Consider Smith on her visit to the Grand Canyon: "There was a throb of silence. . . . That sensation began eons ago; when the river, carving out this magnificent canyon, had left some of the sound of its water, rushing, forcing, carving its way with patience; forming, shaping this beauty with the help of the centuries to reach me, where I stood."
Smith on the Depression and today's echoes: "Does everyone have to wait for a prestige job, big pay to fall into his or her lap? . . . During the Depression . . . we worked at whatever came to hand. We bartered. We survived. You will, too."

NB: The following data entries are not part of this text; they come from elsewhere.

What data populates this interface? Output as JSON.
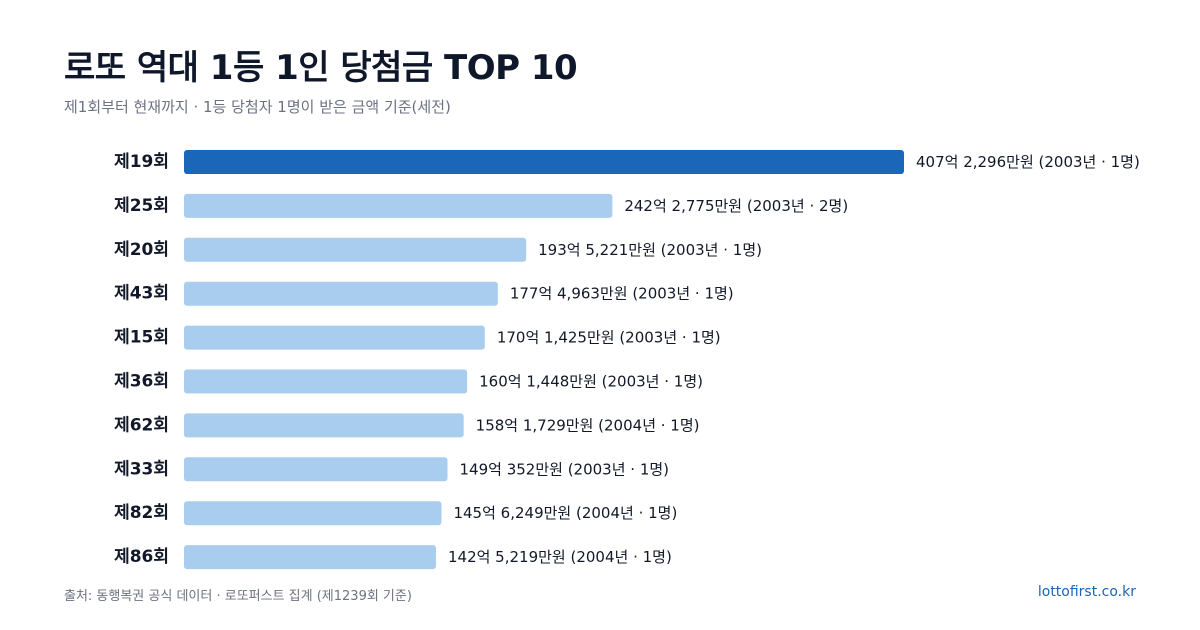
{
  "title": "로또 역대 1등 1인 당첨금 TOP 10",
  "subtitle": "제1회부터 현재까지 · 1등 당첨자 1명이 받은 금액 기준(세전)",
  "footer": {
    "source": "출처: 동행복권 공식 데이터 · 로또퍼스트 집계 (제1239회 기준)",
    "site": "lottofirst.co.kr"
  },
  "colors": {
    "highlight": "#1a66b8",
    "bar": "#a9cdee",
    "text": "#111827",
    "subtext": "#6b7280",
    "link": "#1d64b5"
  },
  "chart_data": {
    "type": "bar",
    "orientation": "horizontal",
    "unit": "원",
    "categories": [
      "제19회",
      "제25회",
      "제20회",
      "제43회",
      "제15회",
      "제36회",
      "제62회",
      "제33회",
      "제82회",
      "제86회"
    ],
    "values": [
      40722960000,
      24227750000,
      19352210000,
      17749630000,
      17014250000,
      16014480000,
      15817290000,
      14903520000,
      14562490000,
      14252190000
    ],
    "labels": [
      "407억 2,296만원 (2003년 · 1명)",
      "242억 2,775만원 (2003년 · 2명)",
      "193억 5,221만원 (2003년 · 1명)",
      "177억 4,963만원 (2003년 · 1명)",
      "170억 1,425만원 (2003년 · 1명)",
      "160억 1,448만원 (2003년 · 1명)",
      "158억 1,729만원 (2004년 · 1명)",
      "149억 352만원 (2003년 · 1명)",
      "145억 6,249만원 (2004년 · 1명)",
      "142억 5,219만원 (2004년 · 1명)"
    ],
    "highlight_index": 0,
    "grid": false,
    "legend": "none"
  }
}
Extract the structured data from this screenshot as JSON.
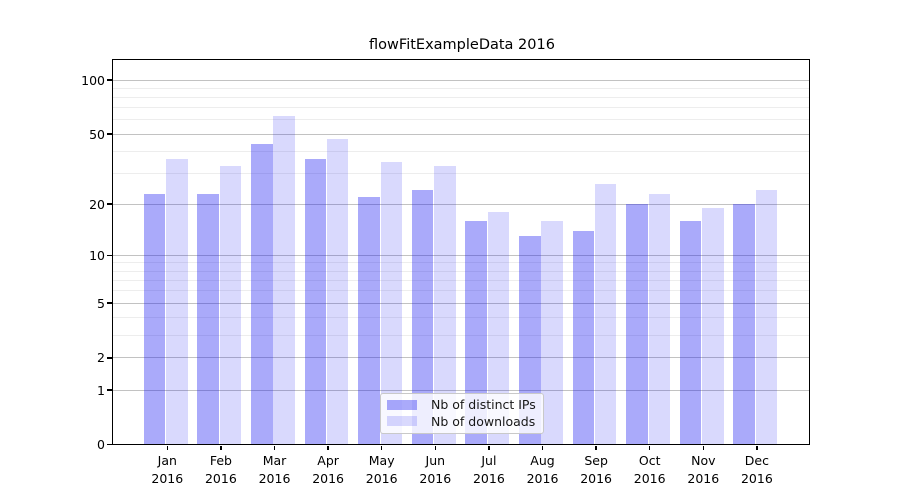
{
  "title": "flowFitExampleData 2016",
  "chart_data": {
    "type": "bar",
    "title": "flowFitExampleData 2016",
    "yscale": "log1p",
    "categories": [
      "Jan",
      "Feb",
      "Mar",
      "Apr",
      "May",
      "Jun",
      "Jul",
      "Aug",
      "Sep",
      "Oct",
      "Nov",
      "Dec"
    ],
    "category_year": "2016",
    "series": [
      {
        "name": "Nb of distinct IPs",
        "values": [
          23,
          23,
          44,
          36,
          22,
          24,
          16,
          13,
          14,
          20,
          16,
          20
        ],
        "color": "rgba(20,20,240,0.36)"
      },
      {
        "name": "Nb of downloads",
        "values": [
          36,
          33,
          63,
          47,
          35,
          33,
          18,
          16,
          26,
          23,
          19,
          24
        ],
        "color": "rgba(20,20,240,0.16)"
      }
    ],
    "yticks": [
      0,
      1,
      2,
      5,
      10,
      20,
      50,
      100
    ],
    "minor_gridlines": [
      3,
      4,
      6,
      7,
      8,
      9,
      30,
      40,
      60,
      70,
      80,
      90
    ],
    "ylim": [
      0,
      130
    ],
    "grid": true,
    "legend_position": "lower center"
  },
  "colors": {
    "major_grid": "#c2c2c2",
    "minor_grid": "#ededed",
    "axis": "#000000",
    "text": "#000000",
    "legend_border": "#c9c9c9"
  }
}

On waiting at the doctor's office: "I wonder when doctors will understand that patients' time has its value, too."
"Oh, \o7 that\f7 got a response," Smith says, roosting in her memorabilia and plant-strewn retirement home. "Really and truly, it reorganized doctors' offices all around here. My own doctor said to me, 'What are you doing to me?' I said, 'Probably something somebody ought to have done to you five years ago.' "
It was that sort of fearlessness in the face of nonsense that got her the job in the first place. The invitation came 11 years ago, the day the Christian radio program she and her late husband, Dwight, were hosting got the boot. The open window was offered by Editor Weinberger, who happened to be scheduled to appear on the program the day it was axed. (The station was no longer required to carry public service programming.)
Now that Smith was suddenly available, the editor suggested the column. "Josephine is a very outspoken person," he says.
Indeed, Smith has had plenty of practice treading her own trail. Born into a wealthy New York family, she went to high school with Elwin White, later better known as E.B. White.
"We were all jockeying for position," she says, "so the matter of writing, which Elwin lived for, became an interest I developed. Writing is now my greatest pleasure."